Listen! I know that I am giving you a lot of information today. And information is important. But far more important than information – is transformation. Preaching that imparts information is merely a lecture. Real preaching leads to transformation. It is my hope that you are being touched today by the things – the same things – that transformed Luther’s life. By the things that transform every believer’s life. These five alones – Scripture – faith – grace – Christ – the glory of God – these are the things that I trust you are taking to heart – because these are the things that lie at the heart of the Gospel.
And the Gospel – the Good News of Jesus Christ – leads to transformation – the transformed life in the here and now. We start with the understanding that there is a great divide between us and God. We start knowing that we are sinners – sinners in need of forgiveness. But at the heart of the Gospel – at the heart of the good news – is an understanding that if we will allow God to do His work through us – our very lives will be transformed. We will be changed. And we will turn away from those things that tear our lives apart, that separate us from each other, and keep us separated from God. The heart of the Gospel reminds us that we are not sufficient in and of ourselves to overcome these separations.
There is a story that goes like this. “A man approaches heaven’s gate. St. Peter asks, ‘What’s the password?’ The man quotes John 3:16. Peter says, ‘Nice try, but wrong.’ The man quotes John 3:17. Peter says, ‘Nice try, but wrong.’ The man recites the 23rd Psalm. Peter says, ‘Nice try, but wrong.’ Helplessly, the man blurts out, ‘Well, then, I give up!’ And Peter says, ‘That’s it.’ Peter extends his hand to the man and welcomes into heaven.”
Folks, that’s grace. That’s a picture of God’s undeserved love and favor. Someday we too will be taken by the hand and led into heaven itself. But grace also says that we are saved now – from our slavery to sin now – when we simply give up trying to get into heaven on our own. When we give up and realize that it is by God’s grace – in other words – it is by God’s undeserved love and favor – alone – received through faith alone. It’s not because of what I’ve done, but because of what Christ has done. Not because of who I am, but because of who Christ is. This is the truth, as Jesus tells us in our Gospel lesson today – this is the truth that sets us free.

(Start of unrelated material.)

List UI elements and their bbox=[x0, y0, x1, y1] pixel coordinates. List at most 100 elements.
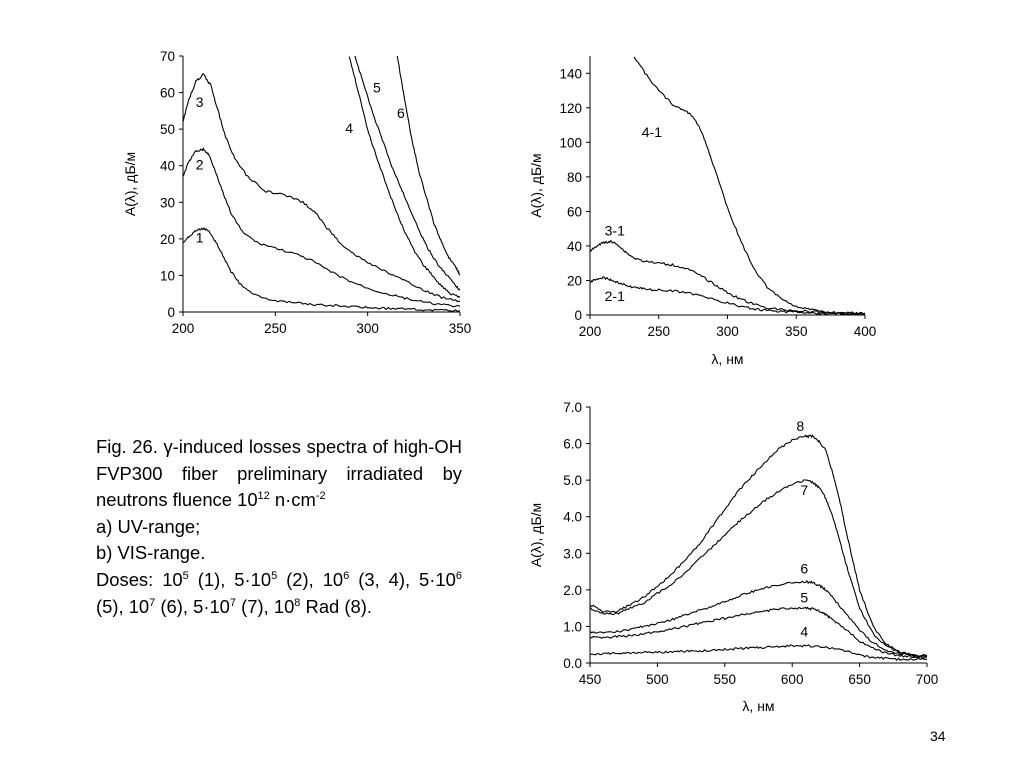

Earlier I said that I wanted to keep this simple. I don’t know if I have done that or not. But hey – you even got a Latin lesson thrown in too! And today, I’m giving that Latin lesson away to you as a freebie!
So on this 500th anniversary of the Reformation – what was true for Luther is still true for us today. We are Christians first – and in our understanding of what it means to be a Christian – we have a rich heritage – a rich Lutheran heritage – that I for one, am proud of.
It is a heritage based on the Scripture alone that tells us we are saved through faith alone, by grace alone, through the life, death and resurrection of Christ alone, for the glory of God alone!